A range of captivating artworks, which resulted from an interdisciplinary arts residency programme, Dharti, will be on display at the Serendipity Arts Trust, New Delhi. The exhibition is scheduled to be held between 28 July and 5 August, and will showcase promising works of art by young talents.
A total of six artists were selected from hundreds of applicants from all over the country. The jury members comprised well-established practitioners such as Hanif Kureshi, Manisha Parekh, Rahaab Allana, Rasika Kajaria and Sabih Mohd Ahmed.
The show is themed on “The Self in Self-Sufficiency”, and aims to provide artists with tools which further allow freedom to move between both practice and sustainability. The idea is to provide a platform for creative sustainable development where the art, the artist and the community can co-exist, and foster connections across a wide spectrum of people and networks.
This year’s theme also focuses on contrasting viewpoints. In contemporary times, where one is expected to be self-sufficient and to fend for themselves, societies and cultures and art, could all be seen facilitating engagement and human connections. The theme challenges the viewers with questions like: can art be created in a vacuum? How removed or engaged does the artist need to be so as to create at his or her best potential?
The jury members selected a total of six artists for the present show.This year’s artists include Deepak Agasthya (Karnataka), Kumaresan Selvaraj (Chennai), Priyanka Das (Hyderabad), Biplab Sarkar (Delhi), Suryakanta Swain (Delhi) and Utsa Hazarika (Delhi).
Guardian 20 caught up with Utsa Hazarika, who attended the three month long residency in New Delhi. 29-year-old visual artist Hazarika’s practice is shaped by academic studies in social anthropology and philosophy. She holds an undergraduate degree in Philosophy and an M. Phil. in social anthropology. Her artworks arise out of the intersections of anthropology and art.
She says, “My work has been influenced by studies of deconstruction in social analysis, and this is reflected in my approach to narrative, and in the kinds of images I have tried to create. The content of my work also draws on the anthropological focus on social spaces, structures and identities, while my method for sound and video recording largely relies on an ethnographic approach to observation.”
At the exhibition she will be showcasing her video work in progress, Two Yards of Delhi. The final version will be screened at Serendipity Arts Festival in Goa in December.
Hazarika describes her works thus: “This project interrogates the means by which the people of Delhi create narratives of belonging and identity in the city. It brings together the cultural and creative practices of the city’s inhabitants in a multi-layered video and sound work, including influences from Sufi singers, student activists, street theatre performers, and religious rituals. The working title is taken from After Seeing Kozintsev’s King Lear in Delhi, a poem by Agha Shahid Ali, and references the words of the last emperor of Delhi who was exiled from the city: ‘Unfortunate Zafar/ spent half his life in hope,/ the other half waiting./ He begs for two yards of Delhi for burial./ He was exiled to Burma, buried in Rangoon.’”
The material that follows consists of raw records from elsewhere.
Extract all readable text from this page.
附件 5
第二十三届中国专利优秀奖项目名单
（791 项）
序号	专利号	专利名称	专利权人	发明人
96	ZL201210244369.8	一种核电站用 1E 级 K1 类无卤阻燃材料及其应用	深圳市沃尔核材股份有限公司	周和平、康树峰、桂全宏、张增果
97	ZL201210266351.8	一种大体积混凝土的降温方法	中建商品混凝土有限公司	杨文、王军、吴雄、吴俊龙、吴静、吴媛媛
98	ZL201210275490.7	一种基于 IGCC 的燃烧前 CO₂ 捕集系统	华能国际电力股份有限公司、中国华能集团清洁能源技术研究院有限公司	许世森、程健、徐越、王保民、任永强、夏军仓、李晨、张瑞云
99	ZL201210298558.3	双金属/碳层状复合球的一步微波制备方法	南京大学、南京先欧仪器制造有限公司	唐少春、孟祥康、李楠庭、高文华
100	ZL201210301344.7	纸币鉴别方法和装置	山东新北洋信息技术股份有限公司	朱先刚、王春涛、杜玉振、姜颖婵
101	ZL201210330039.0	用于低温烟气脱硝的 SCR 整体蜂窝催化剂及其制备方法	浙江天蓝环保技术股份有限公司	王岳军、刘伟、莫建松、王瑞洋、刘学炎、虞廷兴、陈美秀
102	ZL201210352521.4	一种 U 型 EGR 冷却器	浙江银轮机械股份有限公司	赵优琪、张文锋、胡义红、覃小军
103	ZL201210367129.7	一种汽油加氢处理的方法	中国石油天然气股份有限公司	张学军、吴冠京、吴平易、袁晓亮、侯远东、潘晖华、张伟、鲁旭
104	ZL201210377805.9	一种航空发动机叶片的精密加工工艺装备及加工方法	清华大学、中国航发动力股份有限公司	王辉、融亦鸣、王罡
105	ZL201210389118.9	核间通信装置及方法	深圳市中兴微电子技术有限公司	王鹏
Talking about her interests in the subjects she pursued, Hazarika says, “I am attracted to the ways in which both disciplines allow us to analyse social spaces and structures. The practice of fieldwork in anthropology has also been very useful in developing a technique of observation when I am filming or recording sound, and also to analyse the footage during the editing process. Often, having a background in these disciplines helps me to reveal the narratives hidden in our everyday experience.”
The artist makes extensive use of sound in her work. She says, “I work in a way that brings together different types of sound--sound recorded with the video footage and the techniques of electronic music. The result tends to blur the distinctions between these types of sound, and drives the visual narrative in a very different way to traditional cinematic scores.”
Hazarika at times support herself by doing various jobs as she doesn’t make any income directly from her visual practice.
She is looking forward to work full-time as an artist. “I work part-time or freelance to pay my rent, so I have been supporting my research and practice through various jobs. I have had the opportunity to do a range of work in and around Delhi. I have worked as a research and production assistant on academic projects and films; freelanced as a photographer; worked as a waitress at a catering company; and done data entry for a website.”